MRSA Infections Increasing in All Surgical Fields

A newly published study of four cases of MRSA (methicillin-resistant Staphylococcus aureus) infection in patients who had undergone face lift surgery warns that MRSA–positive surgical site infection "is an increasingly problematic issue in all surgical fields," and MRSA-positive infections "will be more prevalent and will require well-developed screening, prevention, and treatment strategies" in the future. The authors, Dr. Richard A. Zoumalan and Dr. David B. Rosenberg of the Division of Facial Plastic and Reconstructive Surgery, Department of Otolaryngology–Head and Neck Surgery, Lennox Hill–Manhattan Eye, Ear, and Throat Hospital, said they believe theirs is the first study documenting MRSA-positive surgical site infections after face lift surgery.

Their results were published in the March-April 2008 issue of Archives of Facial Plastic Surgery (http://archfaci.ama-assn.org/cgi/content/full/10/2/116).

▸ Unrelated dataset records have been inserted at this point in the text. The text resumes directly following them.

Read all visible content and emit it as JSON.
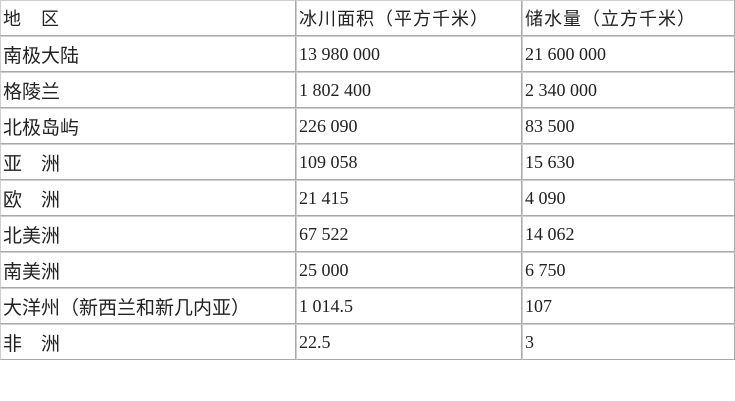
{
  "table": {
    "headers": [
      "地　区",
      "冰川面积（平方千米）",
      "储水量（立方千米）"
    ],
    "rows": [
      [
        "南极大陆",
        "13 980 000",
        "21 600 000"
      ],
      [
        "格陵兰",
        "1 802 400",
        "2 340 000"
      ],
      [
        "北极岛屿",
        "226 090",
        "83 500"
      ],
      [
        "亚　洲",
        "109 058",
        "15 630"
      ],
      [
        "欧　洲",
        "21 415",
        "4 090"
      ],
      [
        "北美洲",
        "67 522",
        "14 062"
      ],
      [
        "南美洲",
        "25 000",
        "6 750"
      ],
      [
        "大洋州（新西兰和新几内亚）",
        "1 014.5",
        "107"
      ],
      [
        "非　洲",
        "22.5",
        "3"
      ]
    ]
  }
}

They examined the charts of 780 patients who had undergone a deep-plane rhytidectomy between 2001 and 2007, searching for postoperative wound infections. They identified five patients, four of whom had MRSA-positive infections that were treated successfully, but the two complicated infections that required hospitalization were the only ones among the five patients who had known recent contacts with another physician or a hospital, according to the paper.

MRSA is now the leading causative pathogen in surgical site infections. as well as in skin and soft tissue infections, Zoumalan and Rosenberg wrote. "In various recent studies involving patients who underwent vascular surgery, cardiac surgery, and orthopedic surgery, MRSA was the most common pathogen of surgical site infections. In most of the country, skin and soft tissue infections are now more likely to be MRSA positive. In Los Angeles County, [community acquired]-MRSA infections have rapidly become common and now exceed the frequency of infections caused by methicillin-sensitive Staphyloccocus aureus (MSSA)." Infections caused by MRSA cost approximately $3,700 more to treat than infections caused by MSSA, and the death rate for MRSA infection is nearly three times that of MSSA infection, according to their paper.

They also wrote that, while health care–associated MRSA is considered to be distinct from CA-MSRA, CA-MRSA recently entered the hospital setting, where it coexists with HA-MRSA; patients can acquire both strains from the hospital.

The recommend taking "every appropriate step" to prevent wound infections in facial plastic surgery, including chlorhexidine gluconate preoperative scrubbing and proper cleansing of a surgeon's hands between contacts with different patients.